There are various approaches to prime your internal clock for a long night spent awake at work. Your lifestyle, family, and responsibilities unrelated to work will determine which technique is best for you. 

Either way, surviving night shift nursing requires careful planning and preparation. Some ways you can expect the unexpected mid-yawn is to nourish your body with healthy food, practice mindfulness through yoga or meditation, and honor your body’s needs by prioritizing sleep, indulging in self-care, and finding ways to decompress naturally. 

Cluster your shifts together

If your schedule is three 12-hour shifts per week, you will want to cluster these together to condense the time you’re not getting quality sleep into as short a time as possible. You will then have 4 days in a row to recharge, spend time with friends and family, partake in hobbies, or even indulge in a spa day.

Healthy lifestyle choices

Making good lifestyle decisions becomes necessary when you’re a night shift nurse. 

You will notice one significant change immediately: there aren’t many food options when pulling all-nighters. The hospital cafeteria is closed and so are most restaurants. So chances are you will start packing food from home, which allows you to make nutritious choices to fuel your body and replenish the macronutrients needed for stamina and endurance. 

Talk to your doctor about a magnesium supplement or multivitamin to augment healthy food options. Night shift nursing requires lots of TLC to ensure your immune system is at optimal levels and that you are receiving adequate vitamins and minerals. 

Vegetables

If you’re a smoker or use tobacco products, the time to quit was yesterday. No judgment on my end, but smoking will only exacerbate the increased risk of night shift nurses developing heart disease, hypertension, and a slew of adverse health outcomes.

Prioritize sleep

With time, you’ll create a new sleep routine that works for you and your family. Talk with your doctor about using a supplement like melatonin to help reset your circadian rhythm, and chat with your night shift colleagues about their favorite blackout curtains and white noise machines.  

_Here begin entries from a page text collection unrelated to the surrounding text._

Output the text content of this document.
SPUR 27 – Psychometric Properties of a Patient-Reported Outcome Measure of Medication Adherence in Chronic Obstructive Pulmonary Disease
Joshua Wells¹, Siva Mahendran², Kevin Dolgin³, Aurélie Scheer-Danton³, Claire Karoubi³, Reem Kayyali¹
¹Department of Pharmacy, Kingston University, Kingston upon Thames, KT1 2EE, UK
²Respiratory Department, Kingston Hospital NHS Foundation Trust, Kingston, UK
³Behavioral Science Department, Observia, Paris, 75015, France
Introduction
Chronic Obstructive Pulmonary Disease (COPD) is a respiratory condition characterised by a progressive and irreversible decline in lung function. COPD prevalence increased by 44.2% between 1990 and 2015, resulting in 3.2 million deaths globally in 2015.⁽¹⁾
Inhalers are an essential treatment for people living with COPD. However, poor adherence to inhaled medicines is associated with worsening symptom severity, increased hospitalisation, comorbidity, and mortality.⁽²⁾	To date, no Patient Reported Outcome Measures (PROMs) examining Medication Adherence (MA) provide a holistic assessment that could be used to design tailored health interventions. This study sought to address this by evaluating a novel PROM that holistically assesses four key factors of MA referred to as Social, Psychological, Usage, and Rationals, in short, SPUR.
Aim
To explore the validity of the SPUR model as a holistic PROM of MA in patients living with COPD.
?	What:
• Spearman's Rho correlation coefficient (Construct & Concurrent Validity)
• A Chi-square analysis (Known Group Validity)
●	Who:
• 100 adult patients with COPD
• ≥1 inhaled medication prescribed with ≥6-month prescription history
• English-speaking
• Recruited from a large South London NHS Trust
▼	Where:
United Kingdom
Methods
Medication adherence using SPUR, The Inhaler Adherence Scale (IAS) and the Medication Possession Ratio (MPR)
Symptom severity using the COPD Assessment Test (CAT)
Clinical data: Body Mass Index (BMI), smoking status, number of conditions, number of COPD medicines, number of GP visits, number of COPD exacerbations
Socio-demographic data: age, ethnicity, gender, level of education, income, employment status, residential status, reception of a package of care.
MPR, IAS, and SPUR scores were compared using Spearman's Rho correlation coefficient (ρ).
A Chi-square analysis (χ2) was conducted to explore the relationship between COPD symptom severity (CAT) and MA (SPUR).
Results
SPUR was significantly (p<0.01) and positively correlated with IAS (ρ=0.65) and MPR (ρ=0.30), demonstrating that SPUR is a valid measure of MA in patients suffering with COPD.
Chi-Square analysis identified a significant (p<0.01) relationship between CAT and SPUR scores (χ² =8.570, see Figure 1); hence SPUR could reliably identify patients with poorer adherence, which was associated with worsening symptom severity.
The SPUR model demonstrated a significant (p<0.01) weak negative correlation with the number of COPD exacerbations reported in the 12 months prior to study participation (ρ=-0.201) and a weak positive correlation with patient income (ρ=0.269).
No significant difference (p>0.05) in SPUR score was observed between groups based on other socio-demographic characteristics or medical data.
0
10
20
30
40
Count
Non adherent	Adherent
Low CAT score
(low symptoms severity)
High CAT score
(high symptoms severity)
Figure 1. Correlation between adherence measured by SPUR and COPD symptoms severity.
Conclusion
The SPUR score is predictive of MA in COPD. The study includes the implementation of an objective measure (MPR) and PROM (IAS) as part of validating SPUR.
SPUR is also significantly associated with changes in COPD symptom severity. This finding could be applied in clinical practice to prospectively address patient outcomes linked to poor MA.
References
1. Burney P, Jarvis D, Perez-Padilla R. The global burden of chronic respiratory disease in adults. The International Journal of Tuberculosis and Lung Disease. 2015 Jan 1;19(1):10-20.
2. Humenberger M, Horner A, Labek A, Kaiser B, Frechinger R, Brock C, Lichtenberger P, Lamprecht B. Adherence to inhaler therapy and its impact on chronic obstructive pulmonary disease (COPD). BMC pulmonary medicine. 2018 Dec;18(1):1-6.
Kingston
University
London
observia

Try wearing blue-light-blocking glasses for at least 2 hours before the end of your shift and keeping them on while you drive home. Minimizing your exposure to blue light will help avoid tricking your body into thinking it’s time to be up when you’re in dire need of catching z’s. 

Talk to your friends and family and let them know how important it is for you to sleep after working the night shift.

Explain that sleep is necessary for good health and to help you recover, especially if you’re working back-to-back shifts. Rest comes before errands, kids, friends, and your partner. It’s a tough conversation, but it comes with the territory. 

Decompress naturally

No matter how bleary-eyed and exhausted you are after returning home from working the night shift, take a warm shower before you hit the hay. Aside from the obvious reasons, it will help you relax, soothe sore muscles and body aches, and prime yourself for quality sleep during daytime hours. Then, breathe in a steam-infused lavender or eucalyptus garland to benefit from the calming effects of essential oils

Another way to treat yourself on a day off is to splurge on a spa day. After spending many sleepless nights tending to the care of others, allow yourself to be pampered and book a massage or pedicure. 

Whichever way you choose to decompress, focus on therapeutic activities that promote mindfulness, rest, and relaxation. 

Thriving While Nursing on the Night Shift 

Night shift nursing is not for the faint of heart. It requires planning your meals, sleeping during odd hours, sacrificing precious time with family and friends, and making meaningful investments in your mental and physical health to stay fit. 

There are benefits to the night shift, which include financial incentives, more autonomy, easier commute time, and more time off. However, the cons of night shift nursing include sleep deprivation, detrimental health effects, and work-life imbalance. 

If you decide that night shift nursing is right for you, work with your employer to cluster your shifts together, regularly practice self-care, and honor the need to prioritize opportunities for sleep.